Using an $8,000 drone purchased on Alibaba.com repurposed as a V-1 bomb, Ukraine struck the Russian Navy headquarters at Sevastopol two days ago. Damage was not extensive. However, the outflow of Russian tourists fleeing Crimea increased.
Similarly, fires at a munitions depot and an air field in Russian Belgorod Oblast had tens of thousands of people evacuating. We might think of these refugees as individual particles of anxiety being carried back into Russia by the rebounding wave of Putin’s war.

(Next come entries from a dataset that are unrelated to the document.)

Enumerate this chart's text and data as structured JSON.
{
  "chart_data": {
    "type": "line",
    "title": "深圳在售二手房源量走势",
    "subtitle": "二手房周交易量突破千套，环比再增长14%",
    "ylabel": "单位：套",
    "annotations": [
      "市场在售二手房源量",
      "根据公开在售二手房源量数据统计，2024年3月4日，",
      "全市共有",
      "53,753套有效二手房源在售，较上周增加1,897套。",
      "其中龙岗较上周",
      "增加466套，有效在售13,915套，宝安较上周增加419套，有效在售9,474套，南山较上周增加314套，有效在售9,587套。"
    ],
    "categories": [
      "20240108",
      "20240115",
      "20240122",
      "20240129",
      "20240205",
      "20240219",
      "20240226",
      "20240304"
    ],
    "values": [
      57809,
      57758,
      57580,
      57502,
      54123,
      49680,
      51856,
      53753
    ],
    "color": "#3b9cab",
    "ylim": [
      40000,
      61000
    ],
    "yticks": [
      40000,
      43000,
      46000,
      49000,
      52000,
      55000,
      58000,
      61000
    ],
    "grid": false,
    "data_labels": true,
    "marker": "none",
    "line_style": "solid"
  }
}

Many of these targets, such as the Saki air base, have managed to burn and explode without the mode of intervention being clear. Speculation abounds. Did a Russian flick his cigarette butt into the grass? Or did a Ukrainian operative use a small drone to drop a self-consuming incendiary device upwind of the target?
Again, the mystery is the point. Half of the combat air power of the Black Sea Fleet is gone, they don’t know how it happened, an Alibaba drone might strike at any moment, and their surface ships are cowering in the Sea of Azov. This is the terror of war rebounding on Russia.
Ukraine’s “thornbush” strategy is blooming again. The Black Sea Fleet is discredited as a fighting force. While they will still lash out against Ukraine in the usual, useless manner with cruise missiles, Black Sea grain and fertilizer markets are beginning to stabilize as the Russian threat of seaborne attack in the Gulf of Odessa evaporates.
Crimea is supremely vulnerable to land blockade — Ukraine only has to reach the Dnipro to threaten Russia’s “land bridge” to the peninsula — and the Kerch Strait bridge is already closed to traffic, ready to be shut down again any time Russians try to use it.
August is hot. November is not. What percentage of Russians deployed in Kherson today have been issued cold weather uniforms is anybody’s guess. Ukrainians will surely prohibit any further deliveries of such items in bulk. No shortage of such needful things such as, say, winter gloves exists on the Ukrainian side.
It’s only a matter of time before that matters.
Putin knows how bad things are. Prigozhin knows how bad things are. The Russians in Kherson Oblast know how bad things are. Everyone in Russia knows how bad things are by now, but no one is allowed to speak their terror. Whoever killed Darya Dugina was speaking without words. Their message was that no matter how bad things get now, everyone must stay in line.